Tuesday 13 October 2015

Visual Studio 2015, ICU, and error LNK2005

I'll begin by saying that I'm just going to ignore the fact that I haven't written anything in nearly nine months.

So...

While building ICU 56.1 with VS 2015, I was greeted with thousands of errors like this (also described here by someone who came across the same problem):

error LNK2005: "public: static bool const
std::numeric_limits<unsigned short>::is_signed"
(?is_signed@?$numeric_limits@...@std@@2_NB) already defined in
ParagraphLayout.obj

This is defined in <limits>, in a statement like this:

_STCONS(bool, is_signed, false);

Looking at the pre-processor output, we can see its actual definition:

static constexpr bool is_signed = (bool)(false);

If I understood the Standard correctly, this should be OK, and there should be no duplicate symbols during linking. So, I was still missing a logical cause for this.

The usual internet search for «ICU LNK2005» didn't bring anything useful, except for the link above.

Then, as I concentrated my search on LNK2005, I came across this post. The same mysterious behaviour, but now there was a plausible explanation, in a comment by MS's Stephan T. Lavavej, in a quoted post from an MSDN blog:

We recommend against using /Za, which is best thought of as "enable extra conformance and extra compiler bugs", because it activates rarely-used and rarely-tested codepaths. I stopped testing the STL with /Za years ago, when it broke perfectly conformant code like vector<unique_ptr<T>>.  
That compiler bug was later fixed, but I haven't found the time to go re-enable that /Za test coverage. Implementing missing features and fixing bugs affecting all users has been higher priority than supporting this discouraged and rarely-used compiler option.
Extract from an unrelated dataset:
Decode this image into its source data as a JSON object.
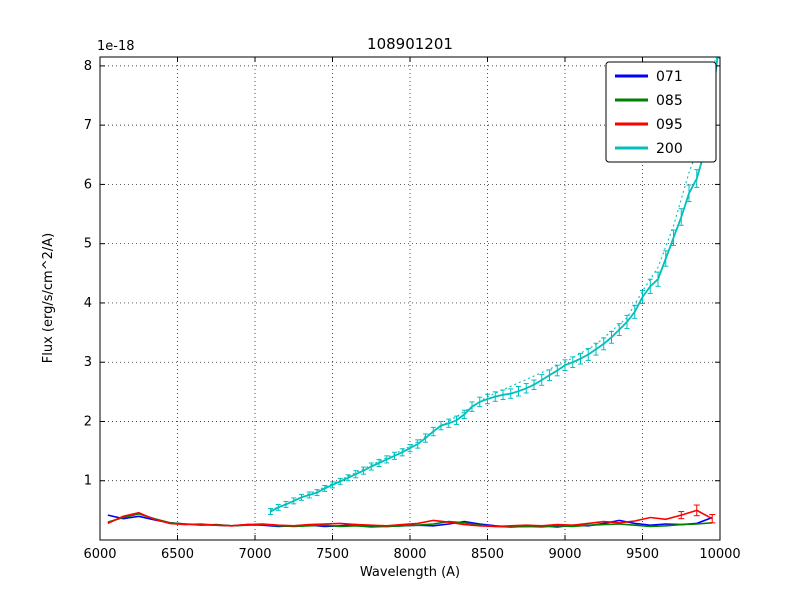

So, after removing /Za from all projects in ICU's allinone VS Solution (Project Properties -> Configuration Properties -> C/C++ -> Language -> Disable Language Exceptions -> No), I was able to build it with no errors, on all configurations (x86/x64, debug/release).

Apparently, it's one of those rare cases where the error is actually in the compiler, not in the code.